Scientific Reports (Jan 2023)

Iterated cross validation method for prediction of survival in diffuse large B-cell lymphoma for small size dataset

  • Chin-Chuan Chang,
  • Chien-Hua Chen,
  • Jer-Guang Hsieh,
  • Jyh-Horng Jeng

DOI
https://doi.org/10.1038/s41598-023-28394-6
Journal volume & issue
Vol. 13, no. 1
pp. 1 – 10

Abstract

Read online

Abstract Efforts have been made to improve the risk stratification model for patients with diffuse large B-cell lymphoma (DLBCL). This study aimed to evaluate the disease prognosis using machine learning models with iterated cross validation (CV) method. A total of 122 patients with pathologically confirmed DLBCL and receiving rituximab-containing chemotherapy were enrolled. Contributions of clinical, laboratory, and metabolic imaging parameters from fluorine-18 fluorodeoxyglucose (FDG) positron emission tomography/computed tomography (PET/CT) scans to the prognosis were evaluated using five regression models, namely logistic regression, random forest, support vector classifier (SVC), deep neural network (DNN), and fuzzy neural network models.
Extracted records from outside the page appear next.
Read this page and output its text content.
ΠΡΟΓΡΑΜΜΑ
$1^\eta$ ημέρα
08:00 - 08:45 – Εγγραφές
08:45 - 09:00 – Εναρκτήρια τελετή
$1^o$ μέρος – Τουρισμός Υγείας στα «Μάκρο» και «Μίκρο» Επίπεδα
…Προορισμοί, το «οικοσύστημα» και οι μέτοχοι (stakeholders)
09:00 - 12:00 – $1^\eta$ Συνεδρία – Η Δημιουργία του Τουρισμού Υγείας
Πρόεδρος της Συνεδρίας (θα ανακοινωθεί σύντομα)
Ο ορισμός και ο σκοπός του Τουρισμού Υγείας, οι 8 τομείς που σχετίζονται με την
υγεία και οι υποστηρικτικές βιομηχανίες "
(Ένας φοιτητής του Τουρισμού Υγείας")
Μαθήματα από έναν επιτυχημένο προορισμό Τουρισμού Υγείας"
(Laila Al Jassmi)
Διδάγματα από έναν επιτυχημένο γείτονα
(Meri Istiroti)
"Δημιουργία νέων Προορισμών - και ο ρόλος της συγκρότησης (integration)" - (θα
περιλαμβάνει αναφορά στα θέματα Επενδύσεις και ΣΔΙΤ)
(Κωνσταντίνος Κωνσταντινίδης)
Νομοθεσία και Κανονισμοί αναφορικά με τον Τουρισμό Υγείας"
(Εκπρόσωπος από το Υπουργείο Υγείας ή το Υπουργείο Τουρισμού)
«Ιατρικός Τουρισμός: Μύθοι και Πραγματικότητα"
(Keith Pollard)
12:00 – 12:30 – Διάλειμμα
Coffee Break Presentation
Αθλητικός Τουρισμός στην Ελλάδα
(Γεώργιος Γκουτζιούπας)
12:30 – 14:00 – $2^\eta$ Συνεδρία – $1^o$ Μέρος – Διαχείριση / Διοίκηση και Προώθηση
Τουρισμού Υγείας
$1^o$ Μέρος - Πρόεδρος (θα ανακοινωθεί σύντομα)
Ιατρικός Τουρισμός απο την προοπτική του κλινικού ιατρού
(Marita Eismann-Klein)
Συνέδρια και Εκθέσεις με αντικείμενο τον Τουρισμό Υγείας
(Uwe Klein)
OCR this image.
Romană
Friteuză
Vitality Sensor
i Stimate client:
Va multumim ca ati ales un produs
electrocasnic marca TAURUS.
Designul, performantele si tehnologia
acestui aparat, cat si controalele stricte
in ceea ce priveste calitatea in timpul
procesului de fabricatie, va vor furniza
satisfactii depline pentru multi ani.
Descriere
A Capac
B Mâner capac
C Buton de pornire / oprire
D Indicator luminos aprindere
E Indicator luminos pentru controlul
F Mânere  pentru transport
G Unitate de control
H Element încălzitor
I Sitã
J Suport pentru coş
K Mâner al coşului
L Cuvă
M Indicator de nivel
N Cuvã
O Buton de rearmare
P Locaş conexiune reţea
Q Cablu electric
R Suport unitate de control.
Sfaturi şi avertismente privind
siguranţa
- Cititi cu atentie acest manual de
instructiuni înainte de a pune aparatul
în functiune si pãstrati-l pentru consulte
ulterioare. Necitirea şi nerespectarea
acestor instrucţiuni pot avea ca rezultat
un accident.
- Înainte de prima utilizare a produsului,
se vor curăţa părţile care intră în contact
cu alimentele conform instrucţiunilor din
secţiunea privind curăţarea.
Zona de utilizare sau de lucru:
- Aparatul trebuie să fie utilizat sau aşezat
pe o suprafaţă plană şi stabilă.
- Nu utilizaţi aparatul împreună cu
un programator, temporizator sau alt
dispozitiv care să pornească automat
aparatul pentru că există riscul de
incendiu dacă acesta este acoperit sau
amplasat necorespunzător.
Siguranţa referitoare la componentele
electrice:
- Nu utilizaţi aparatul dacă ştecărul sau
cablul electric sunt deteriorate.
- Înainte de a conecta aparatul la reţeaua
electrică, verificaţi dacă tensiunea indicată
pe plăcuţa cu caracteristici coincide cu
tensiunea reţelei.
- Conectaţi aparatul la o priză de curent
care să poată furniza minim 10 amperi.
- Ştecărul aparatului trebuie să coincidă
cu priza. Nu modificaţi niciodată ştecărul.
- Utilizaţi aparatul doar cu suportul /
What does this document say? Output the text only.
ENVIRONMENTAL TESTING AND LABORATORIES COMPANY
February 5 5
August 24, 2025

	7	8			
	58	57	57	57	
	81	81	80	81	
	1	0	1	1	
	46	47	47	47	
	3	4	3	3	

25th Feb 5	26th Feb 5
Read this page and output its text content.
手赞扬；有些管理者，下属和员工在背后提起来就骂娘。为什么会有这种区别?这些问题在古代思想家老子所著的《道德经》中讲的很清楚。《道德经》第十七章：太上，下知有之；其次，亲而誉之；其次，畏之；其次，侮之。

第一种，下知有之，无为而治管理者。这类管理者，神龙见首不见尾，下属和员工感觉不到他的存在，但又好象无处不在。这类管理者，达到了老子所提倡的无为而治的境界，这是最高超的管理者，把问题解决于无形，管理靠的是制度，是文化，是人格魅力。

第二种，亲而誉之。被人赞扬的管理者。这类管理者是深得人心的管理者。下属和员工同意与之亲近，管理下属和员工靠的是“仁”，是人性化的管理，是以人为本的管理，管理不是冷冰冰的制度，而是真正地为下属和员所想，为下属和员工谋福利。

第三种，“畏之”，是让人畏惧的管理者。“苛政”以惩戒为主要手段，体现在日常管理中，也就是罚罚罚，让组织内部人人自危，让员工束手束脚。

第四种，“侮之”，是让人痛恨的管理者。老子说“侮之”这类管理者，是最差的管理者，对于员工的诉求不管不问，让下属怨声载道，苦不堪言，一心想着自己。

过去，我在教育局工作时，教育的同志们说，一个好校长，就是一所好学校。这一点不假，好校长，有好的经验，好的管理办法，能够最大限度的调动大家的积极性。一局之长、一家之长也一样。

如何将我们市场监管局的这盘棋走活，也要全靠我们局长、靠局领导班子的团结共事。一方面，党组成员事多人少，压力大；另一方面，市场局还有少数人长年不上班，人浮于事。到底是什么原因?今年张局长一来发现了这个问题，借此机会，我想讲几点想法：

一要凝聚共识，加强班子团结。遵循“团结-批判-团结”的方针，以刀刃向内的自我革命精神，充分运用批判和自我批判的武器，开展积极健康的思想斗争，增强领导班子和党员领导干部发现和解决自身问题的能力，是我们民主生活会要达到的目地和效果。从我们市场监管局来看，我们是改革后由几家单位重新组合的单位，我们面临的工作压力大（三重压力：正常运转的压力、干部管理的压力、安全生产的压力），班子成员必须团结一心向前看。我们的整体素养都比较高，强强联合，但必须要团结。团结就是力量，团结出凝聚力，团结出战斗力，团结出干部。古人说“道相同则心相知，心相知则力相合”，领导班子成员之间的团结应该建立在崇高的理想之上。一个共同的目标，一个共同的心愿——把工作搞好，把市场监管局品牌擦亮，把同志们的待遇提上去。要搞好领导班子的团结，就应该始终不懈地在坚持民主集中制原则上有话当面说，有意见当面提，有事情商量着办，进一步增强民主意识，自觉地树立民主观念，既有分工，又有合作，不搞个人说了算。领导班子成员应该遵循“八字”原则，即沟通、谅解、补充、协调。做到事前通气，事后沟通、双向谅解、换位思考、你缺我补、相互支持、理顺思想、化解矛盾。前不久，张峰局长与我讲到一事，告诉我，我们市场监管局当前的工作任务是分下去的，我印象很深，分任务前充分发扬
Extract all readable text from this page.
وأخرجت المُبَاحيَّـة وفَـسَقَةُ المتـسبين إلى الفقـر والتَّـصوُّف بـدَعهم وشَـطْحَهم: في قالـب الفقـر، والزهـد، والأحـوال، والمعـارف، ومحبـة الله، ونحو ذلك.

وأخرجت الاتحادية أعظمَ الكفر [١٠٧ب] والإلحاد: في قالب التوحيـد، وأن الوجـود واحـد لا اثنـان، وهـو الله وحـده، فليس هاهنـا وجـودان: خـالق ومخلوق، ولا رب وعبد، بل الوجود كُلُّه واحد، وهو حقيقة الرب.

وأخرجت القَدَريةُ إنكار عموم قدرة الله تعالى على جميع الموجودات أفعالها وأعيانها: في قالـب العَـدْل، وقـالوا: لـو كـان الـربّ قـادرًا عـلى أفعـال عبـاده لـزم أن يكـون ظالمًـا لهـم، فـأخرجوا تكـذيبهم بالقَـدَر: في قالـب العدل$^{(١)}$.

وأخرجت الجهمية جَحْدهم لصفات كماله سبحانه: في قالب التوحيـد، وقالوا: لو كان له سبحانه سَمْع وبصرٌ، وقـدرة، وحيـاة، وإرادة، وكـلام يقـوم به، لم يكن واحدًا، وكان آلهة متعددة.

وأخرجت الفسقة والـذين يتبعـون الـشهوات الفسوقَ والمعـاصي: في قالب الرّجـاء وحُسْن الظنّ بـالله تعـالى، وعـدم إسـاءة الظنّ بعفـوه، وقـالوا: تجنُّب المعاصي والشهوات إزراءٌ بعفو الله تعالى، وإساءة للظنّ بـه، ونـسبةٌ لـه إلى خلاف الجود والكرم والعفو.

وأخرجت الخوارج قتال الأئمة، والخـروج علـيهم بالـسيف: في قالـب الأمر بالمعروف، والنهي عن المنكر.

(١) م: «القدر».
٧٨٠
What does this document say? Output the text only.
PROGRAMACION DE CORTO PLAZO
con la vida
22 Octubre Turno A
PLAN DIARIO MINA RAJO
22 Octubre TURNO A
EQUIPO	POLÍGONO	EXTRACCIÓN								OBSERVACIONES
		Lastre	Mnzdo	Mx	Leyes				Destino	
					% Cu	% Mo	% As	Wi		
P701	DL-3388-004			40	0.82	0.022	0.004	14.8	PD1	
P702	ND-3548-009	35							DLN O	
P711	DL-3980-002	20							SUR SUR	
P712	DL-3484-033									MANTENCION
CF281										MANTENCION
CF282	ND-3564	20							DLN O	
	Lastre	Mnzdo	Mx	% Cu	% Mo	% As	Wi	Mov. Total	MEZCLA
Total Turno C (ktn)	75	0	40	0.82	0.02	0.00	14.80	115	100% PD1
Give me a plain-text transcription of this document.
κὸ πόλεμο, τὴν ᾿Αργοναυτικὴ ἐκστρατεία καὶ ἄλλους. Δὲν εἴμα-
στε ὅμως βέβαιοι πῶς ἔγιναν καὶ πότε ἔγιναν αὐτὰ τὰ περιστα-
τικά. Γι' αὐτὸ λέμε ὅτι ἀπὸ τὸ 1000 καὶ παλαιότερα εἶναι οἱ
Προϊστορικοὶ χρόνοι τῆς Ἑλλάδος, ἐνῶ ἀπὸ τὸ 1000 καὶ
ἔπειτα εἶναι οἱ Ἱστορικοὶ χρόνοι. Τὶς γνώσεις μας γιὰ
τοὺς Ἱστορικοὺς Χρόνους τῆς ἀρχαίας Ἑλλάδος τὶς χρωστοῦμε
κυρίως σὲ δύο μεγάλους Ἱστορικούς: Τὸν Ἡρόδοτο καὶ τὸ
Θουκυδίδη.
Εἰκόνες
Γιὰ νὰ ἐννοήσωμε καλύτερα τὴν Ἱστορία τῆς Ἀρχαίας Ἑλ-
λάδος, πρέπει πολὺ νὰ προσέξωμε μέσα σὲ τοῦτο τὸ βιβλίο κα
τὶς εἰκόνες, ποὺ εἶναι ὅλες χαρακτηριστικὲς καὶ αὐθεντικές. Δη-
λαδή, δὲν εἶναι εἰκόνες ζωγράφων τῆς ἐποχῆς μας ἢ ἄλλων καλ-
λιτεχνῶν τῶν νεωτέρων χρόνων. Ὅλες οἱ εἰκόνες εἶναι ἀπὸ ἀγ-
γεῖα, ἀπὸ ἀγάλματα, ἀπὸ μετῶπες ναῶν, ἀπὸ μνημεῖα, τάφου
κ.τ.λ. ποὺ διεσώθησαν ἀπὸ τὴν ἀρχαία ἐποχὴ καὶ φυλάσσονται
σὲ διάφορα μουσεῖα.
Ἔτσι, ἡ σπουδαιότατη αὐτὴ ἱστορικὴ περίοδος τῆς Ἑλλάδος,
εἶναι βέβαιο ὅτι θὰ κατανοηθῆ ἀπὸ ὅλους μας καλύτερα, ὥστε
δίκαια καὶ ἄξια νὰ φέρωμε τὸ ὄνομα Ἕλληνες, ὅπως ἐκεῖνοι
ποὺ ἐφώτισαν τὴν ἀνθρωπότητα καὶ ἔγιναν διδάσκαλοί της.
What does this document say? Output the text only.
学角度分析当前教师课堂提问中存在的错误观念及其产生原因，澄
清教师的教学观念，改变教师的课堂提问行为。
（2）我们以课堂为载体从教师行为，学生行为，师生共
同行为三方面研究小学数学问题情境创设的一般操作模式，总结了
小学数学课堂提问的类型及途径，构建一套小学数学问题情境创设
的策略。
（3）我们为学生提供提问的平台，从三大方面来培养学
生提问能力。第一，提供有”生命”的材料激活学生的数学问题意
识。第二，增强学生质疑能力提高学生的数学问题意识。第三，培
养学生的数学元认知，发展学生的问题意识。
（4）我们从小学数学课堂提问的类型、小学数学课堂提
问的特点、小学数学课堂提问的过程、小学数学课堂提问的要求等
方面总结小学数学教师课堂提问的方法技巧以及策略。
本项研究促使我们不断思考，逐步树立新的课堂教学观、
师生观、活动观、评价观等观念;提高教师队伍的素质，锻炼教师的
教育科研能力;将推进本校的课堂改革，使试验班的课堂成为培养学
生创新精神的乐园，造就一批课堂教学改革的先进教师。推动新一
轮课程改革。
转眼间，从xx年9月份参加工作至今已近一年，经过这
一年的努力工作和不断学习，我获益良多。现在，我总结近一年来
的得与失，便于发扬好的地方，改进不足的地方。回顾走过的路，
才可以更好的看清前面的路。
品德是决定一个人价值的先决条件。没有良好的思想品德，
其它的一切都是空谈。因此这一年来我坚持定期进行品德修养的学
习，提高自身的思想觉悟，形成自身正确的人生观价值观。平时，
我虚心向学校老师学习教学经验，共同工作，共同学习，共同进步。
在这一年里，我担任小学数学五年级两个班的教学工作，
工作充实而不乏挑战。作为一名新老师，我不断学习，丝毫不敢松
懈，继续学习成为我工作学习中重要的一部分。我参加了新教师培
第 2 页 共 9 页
Binary classification predictions for 3-year progression free survival (PFS) and 3-year overall survival (OS) were conducted. The 10-iterated fivefold CV with shuffling process was conducted to predict the capability of learning machines. The median PFS and OS were 41.0 and 43.6 months, respectively. Two indicators were found to be independent predictors for prognosis: international prognostic index and total metabolic tumor volume (MTVsum) from FDG PET/CT. For PFS, SVC and DNN (both with accuracy 71%) have the best predictive results, of which outperformed other algorithms. For OS, the DNN has the best predictive result (accuracy 76%). Using clinical and metabolic parameters as input variables, the machine learning methods with iterated CV method add the predictive values for PFS and OS evaluation in DLBCL patients.